S’agissant de la mission « Relations avec les collectivités territoriales », notre collègue Jacqueline Gourault a souligné la nécessité d’une réforme de la dotation globale de fonctionnement par un texte de loi spécifique qui tienne compte des bouleversements en cours de la carte intercommunale. Elle a également appelé de ses vœux une réflexion sur une évolution du fonds national de péréquation des ressources intercommunales et communales.

Le président Philippe Bas a, quant à lui, demandé que soit mis un terme à la baisse des dotations de l’État qui conduit à une déstabilisation budgétaire des collectivités territoriales, en particulier des communes et des départements. Il a rappelé que ces dotations n’étaient pas des libéralités accordées par l’État aux collectivités territoriales, mais qu’elles visaient à compenser les transferts de compétences de l’État auxdites collectivités ou la suppression d’impôts locaux.
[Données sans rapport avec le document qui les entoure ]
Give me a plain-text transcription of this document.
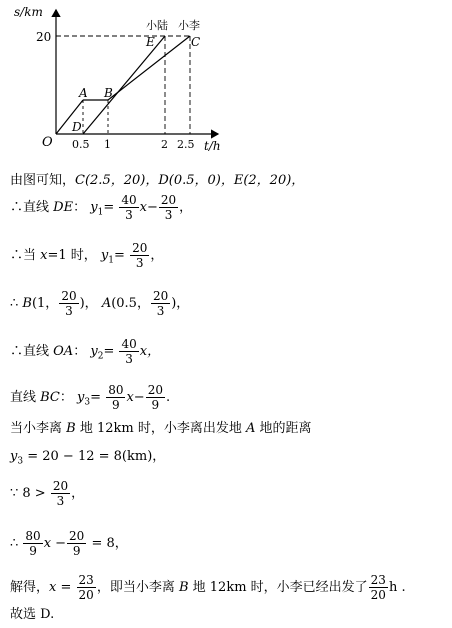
s/km
t/h
O
20
0.5 1	2 2.5
A B
D
E	C
小陆 小李
由图可知，C(2.5，20)，D(0.5，0)，E(2，20)，
∴直线 DE： $y_1= \frac{40}{3} x- \frac{20}{3}$ ，
∴当 x=1 时， $y_1= \frac{20}{3}$ ，
∴ B(1， $\frac{20}{3}$ )， A(0.5， $\frac{20}{3}$ )，
∴直线 OA： $y_2= \frac{40}{3}$ x，
直线 BC： $y_3= \frac{80}{9} x- \frac{20}{9}$ .
当小李离 B 地 12km 时，小李离出发地 A 地的距离
$y_3 = 20 - 12 = 8(km)$，
∵ $8 > \frac{20}{3}$ ，
∴ $\frac{80}{9}$ $x - \frac{20}{9} = 8$，
解得，$x = \frac{23}{20}$ ，即当小李离 B 地 12km 时，小李已经出发了 $\frac{23}{20}$ h .
故选 D.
Enfin, lors de l’examen des crédits de la mission « Sécurité », Alain Marc et moi-même avons relevé les augmentations de moyens de la police, de la gendarmerie et de la sécurité civile, dans un contexte marqué par les attentats de 2015 et 2016.

Alain Marc a évoqué les nombreuses manifestations spontanées de policiers organisées, hors de tout mot d’ordre syndical, à la suite de l’incident survenu à Viry-Châtillon le 8 octobre dernier.

J’ai pour ma part salué l’annonce par le Gouvernement de la mise en œuvre d’un projet de système de gestion opérationnelle unifiée pour uniformiser au niveau national les logiciels équipant les plateformes de traitement des appels d’urgence au 18. J’ai toutefois déploré que le ministère chargé de la santé conduise en parallèle son propre chantier.

Tel est le tableau, aux touches nécessairement impressionnistes mais que j’espère colorées et vives, des principales observations formulées par les rapporteurs pour avis de la commission des lois.